The concept of gold being a currency is not new. In fact, if you look at the way currencies were traditionally traded (by the “gold standard”) gold was a de facto currency. The gold standard can be described as gold being the only convertible currency, which could be converted to any national currency at a fixed rate. In the era of the gold standard, it can be argued that all international transactions were effectively priced in gold, and only notionally paid for by means of a national currency.

Despite this background of gold being a currency, however, in India it is regulated as a commodity. Take for example, the customs duty on gold. Drawing an analogy, think of what would happen if a “15% customs duty” were imposed on US Dollars. In other words, every time I converted my US dollars into Indian Rupees, I would have to pay 15% of the value of the transaction to the government as “customs duty”. You might say that is absurd. However, that is exactly what is happening with the customs duty on gold, with the result that gold has started being imported via illegal channels.

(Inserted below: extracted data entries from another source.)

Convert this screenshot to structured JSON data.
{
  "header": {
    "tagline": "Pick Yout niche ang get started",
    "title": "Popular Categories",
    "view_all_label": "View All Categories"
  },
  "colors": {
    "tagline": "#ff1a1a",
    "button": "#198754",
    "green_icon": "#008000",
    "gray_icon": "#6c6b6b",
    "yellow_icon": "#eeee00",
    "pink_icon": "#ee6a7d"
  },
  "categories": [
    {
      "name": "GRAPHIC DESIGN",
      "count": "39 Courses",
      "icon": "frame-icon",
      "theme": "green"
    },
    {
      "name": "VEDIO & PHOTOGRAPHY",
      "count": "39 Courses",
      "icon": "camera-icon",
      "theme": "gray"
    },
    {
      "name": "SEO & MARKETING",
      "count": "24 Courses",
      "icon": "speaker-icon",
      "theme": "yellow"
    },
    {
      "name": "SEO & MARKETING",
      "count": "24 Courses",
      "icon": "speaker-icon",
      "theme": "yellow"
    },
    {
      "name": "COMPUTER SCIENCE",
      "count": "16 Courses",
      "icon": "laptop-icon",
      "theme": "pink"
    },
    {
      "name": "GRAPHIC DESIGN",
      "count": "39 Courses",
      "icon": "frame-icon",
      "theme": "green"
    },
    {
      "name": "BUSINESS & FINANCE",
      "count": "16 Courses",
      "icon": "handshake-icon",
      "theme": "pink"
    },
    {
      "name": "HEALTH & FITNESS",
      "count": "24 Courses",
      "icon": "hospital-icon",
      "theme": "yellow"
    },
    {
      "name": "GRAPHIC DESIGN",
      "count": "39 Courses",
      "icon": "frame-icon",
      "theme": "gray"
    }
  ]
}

The problem with gold is that world over it now behaves like a commodity (after the abolition of the gold standard). In India, however, it behaves more like a currency. Because it internationally behaves like a commodity, standard modern economics treats it as one, and the Indian regulations also treat it such. However, given that gold is (I agree with Gurumurthy) more of a currency than a commodity in India, none of these regulations have worked.

It is time regulators started thinking of gold as a currency and financial asset.